Our in vivo studies on vCCI further confirm that the inhibitory potential is not limited to the in vitro setting. Although several reports have studied VV vCCI in mice and guinea pigs showing that vCCI can inhibit leukocyte recruitment in these animals, these are not natural host for VV, therefore slight differences may exist in the natural host [10], [12], [16]. Graham et al. investigated the inhibitory potential of RPV vCCI in rabbits showing a marked increase in leukocyte infiltrates when rabbits were infected with a vCCI knockout virus [14]. For our in vivo studies, we performed two tests, both of which utilized purified recombinant MPV vCCI. The first involved an in vivo inhibition assay in rhesus macaques using protein saturated Gelfoam® plugs. Although rhMIP1-α alone induces significant recruitment of CD14+ cells, when complexed with MPV vCCI, CD14+ recruitment was drastically reduced. Secondly, we tested the ability of MPV vCCI to mitigate a chemokine-mediated disease. Experimental allergic encephalomyelitis (EAE) is an induced disease in mice that closely mimics multiple sclerosis in human. Previous work by Karpus et al. has shown that administration of neutralizing antibodies for MIP-1α and MCP-1 causes a significant reduction in EAE disease, and therefore MIP-1α and MCP-1 must play an integral part in the establishment and progression of EAE [26]. Prior to initiating the EAE study, we confirmed that MPV vCCI interacts with several mouse chemokines, namely MIP-1α and MCP-1, via shift assay (data not shown). These results were consistent with work by Smith et al., who showed that CPV vCCI bound with high affinity to mouse MCP-1, MCP-5, MIP-1α, MIP-1β, C10, and Eotaxin [10]. As our EAE study progressed into the acute phase we observed that mice receiving MPV vCCI exhibited reduced severity of disease compared to mice that did not receive MPV vCCI. More importantly, as mice from our positive control group began to exhibit signs of relapsing-remitting EAE (around day 24); the mice that received MPV vCCI did not and remained free of relapse until the end of the study.
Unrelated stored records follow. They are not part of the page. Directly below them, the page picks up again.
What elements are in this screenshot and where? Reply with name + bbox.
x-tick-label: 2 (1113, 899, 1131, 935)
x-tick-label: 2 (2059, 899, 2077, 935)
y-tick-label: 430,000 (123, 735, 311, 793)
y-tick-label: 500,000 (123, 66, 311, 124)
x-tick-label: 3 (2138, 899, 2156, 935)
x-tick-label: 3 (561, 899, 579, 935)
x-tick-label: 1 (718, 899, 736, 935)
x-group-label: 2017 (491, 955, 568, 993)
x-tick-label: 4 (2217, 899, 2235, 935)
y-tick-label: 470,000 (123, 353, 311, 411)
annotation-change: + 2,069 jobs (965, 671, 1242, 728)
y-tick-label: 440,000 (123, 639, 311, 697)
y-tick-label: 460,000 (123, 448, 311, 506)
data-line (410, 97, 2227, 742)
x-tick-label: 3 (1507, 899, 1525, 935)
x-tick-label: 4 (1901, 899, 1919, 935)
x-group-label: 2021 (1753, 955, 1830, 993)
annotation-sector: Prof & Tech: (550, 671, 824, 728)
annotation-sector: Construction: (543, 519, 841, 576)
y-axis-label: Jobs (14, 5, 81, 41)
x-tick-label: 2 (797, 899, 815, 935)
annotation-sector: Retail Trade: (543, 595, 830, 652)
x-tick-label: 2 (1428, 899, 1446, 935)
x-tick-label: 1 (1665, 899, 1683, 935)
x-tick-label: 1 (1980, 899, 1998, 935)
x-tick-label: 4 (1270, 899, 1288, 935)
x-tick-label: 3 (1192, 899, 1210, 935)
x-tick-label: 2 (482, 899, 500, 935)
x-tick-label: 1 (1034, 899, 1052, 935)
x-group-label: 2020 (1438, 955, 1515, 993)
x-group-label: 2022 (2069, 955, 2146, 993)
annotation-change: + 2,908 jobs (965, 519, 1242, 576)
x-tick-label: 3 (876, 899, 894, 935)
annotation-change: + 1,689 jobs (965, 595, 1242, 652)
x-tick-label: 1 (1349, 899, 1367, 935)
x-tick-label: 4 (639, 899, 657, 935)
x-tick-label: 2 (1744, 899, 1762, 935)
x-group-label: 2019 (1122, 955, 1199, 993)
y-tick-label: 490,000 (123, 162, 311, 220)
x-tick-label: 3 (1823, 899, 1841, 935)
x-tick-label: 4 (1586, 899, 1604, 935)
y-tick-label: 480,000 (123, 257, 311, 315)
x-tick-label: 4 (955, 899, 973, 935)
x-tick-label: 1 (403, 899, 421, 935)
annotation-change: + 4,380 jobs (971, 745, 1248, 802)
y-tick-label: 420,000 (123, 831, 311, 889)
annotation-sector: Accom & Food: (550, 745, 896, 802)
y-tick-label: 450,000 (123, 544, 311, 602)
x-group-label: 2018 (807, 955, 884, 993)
This represents the first time that any vCCI has been shown to inhibit or mitigate a chemokine-mediated disease. The implications of our in vitro and in vivo characterization are significant, laying the ground work for additional studies to investigate the effectiveness of MPV vCCI in treating chemokine-mediated disease in non-human primates. Furthermore, we feel as though MPV vCCI represents a legitimate therapeutic candidate for the treatment of chemokine-mediated disease.